«Deca kilo?» «Ochi !! Deca patates !!»

Publié le 03 décembre 2011 par Pauline

« 10 kilos de pommes de terre, il est fou celui-là !!! » Rue Ionas, au pied de la station de métro d'Aghios Nikolaos dans mon quartier, s'étendant presque jusqu'à la station suivante Attiki, en allant vers le centre, voilà le marché du samedi ! Sur des kilomètres, coloré, bruyant, noir de monde, réjouissant et sportif ! Un lieu de vie, d'odeurs et de saveurs où tout le quartier se retrouve, se marche dessus... Attention les pieds ! Laissez-vous entraîner...

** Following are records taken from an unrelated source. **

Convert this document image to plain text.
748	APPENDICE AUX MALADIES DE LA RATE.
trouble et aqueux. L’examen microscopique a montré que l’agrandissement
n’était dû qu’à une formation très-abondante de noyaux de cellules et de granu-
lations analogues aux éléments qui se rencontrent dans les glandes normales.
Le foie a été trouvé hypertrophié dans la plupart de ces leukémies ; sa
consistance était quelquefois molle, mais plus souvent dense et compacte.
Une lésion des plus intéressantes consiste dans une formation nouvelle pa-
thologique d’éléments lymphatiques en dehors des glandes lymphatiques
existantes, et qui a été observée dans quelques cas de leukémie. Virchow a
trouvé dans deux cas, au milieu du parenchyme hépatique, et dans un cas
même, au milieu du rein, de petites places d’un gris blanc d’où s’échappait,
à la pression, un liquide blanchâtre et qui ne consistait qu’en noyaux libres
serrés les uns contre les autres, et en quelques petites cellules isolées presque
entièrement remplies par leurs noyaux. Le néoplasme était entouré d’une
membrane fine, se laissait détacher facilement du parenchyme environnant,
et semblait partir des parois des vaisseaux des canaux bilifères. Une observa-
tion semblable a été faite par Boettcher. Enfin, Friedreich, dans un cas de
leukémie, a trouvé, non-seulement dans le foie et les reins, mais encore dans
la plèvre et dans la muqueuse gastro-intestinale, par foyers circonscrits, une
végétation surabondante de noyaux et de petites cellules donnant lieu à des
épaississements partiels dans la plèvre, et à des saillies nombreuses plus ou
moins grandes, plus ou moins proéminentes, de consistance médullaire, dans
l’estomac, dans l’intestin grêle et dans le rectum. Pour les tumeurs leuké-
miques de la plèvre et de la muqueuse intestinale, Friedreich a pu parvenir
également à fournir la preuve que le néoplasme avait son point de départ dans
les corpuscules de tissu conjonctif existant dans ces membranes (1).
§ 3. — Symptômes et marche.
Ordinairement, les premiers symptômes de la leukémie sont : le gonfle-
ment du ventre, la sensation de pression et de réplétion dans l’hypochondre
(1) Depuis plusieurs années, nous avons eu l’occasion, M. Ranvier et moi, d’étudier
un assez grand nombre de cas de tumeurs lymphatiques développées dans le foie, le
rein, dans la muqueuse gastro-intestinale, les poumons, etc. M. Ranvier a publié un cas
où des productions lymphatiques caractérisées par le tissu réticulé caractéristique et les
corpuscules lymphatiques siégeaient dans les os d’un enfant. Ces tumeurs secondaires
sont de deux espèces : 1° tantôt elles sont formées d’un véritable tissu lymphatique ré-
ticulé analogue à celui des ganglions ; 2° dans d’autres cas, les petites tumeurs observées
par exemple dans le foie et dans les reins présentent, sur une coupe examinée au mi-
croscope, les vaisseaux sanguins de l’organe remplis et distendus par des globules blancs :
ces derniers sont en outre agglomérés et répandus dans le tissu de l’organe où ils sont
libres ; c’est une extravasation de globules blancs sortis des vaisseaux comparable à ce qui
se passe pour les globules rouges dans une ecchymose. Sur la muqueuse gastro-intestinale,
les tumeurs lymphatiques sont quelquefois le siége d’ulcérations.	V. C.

Il est 13h. Avec mes colocataires et des amis italiens de Pasquale, nous partons faire le marché du quartier. Il commence à une station de métro proche de chez nous : des groupes de femmes aux cabas remplis cassent la croûte ensemble avant sûrement de repartir. Quelques femmes aux abords du marché vendent des sacs en plastique bourrés de pommes de terre, de poivrons. Un euro le sac. « Ena evro » (ένα ευρώ) crient-elles, crient-ils tous au début du marché. Il est en deux parties, au début les vêtements, les produits ménagers, les tapis, les décorations de noël... Puis les fruits, les légumes, les viandes, les poissons, les produits surgelés et toutes les couleurs de la méditerranée...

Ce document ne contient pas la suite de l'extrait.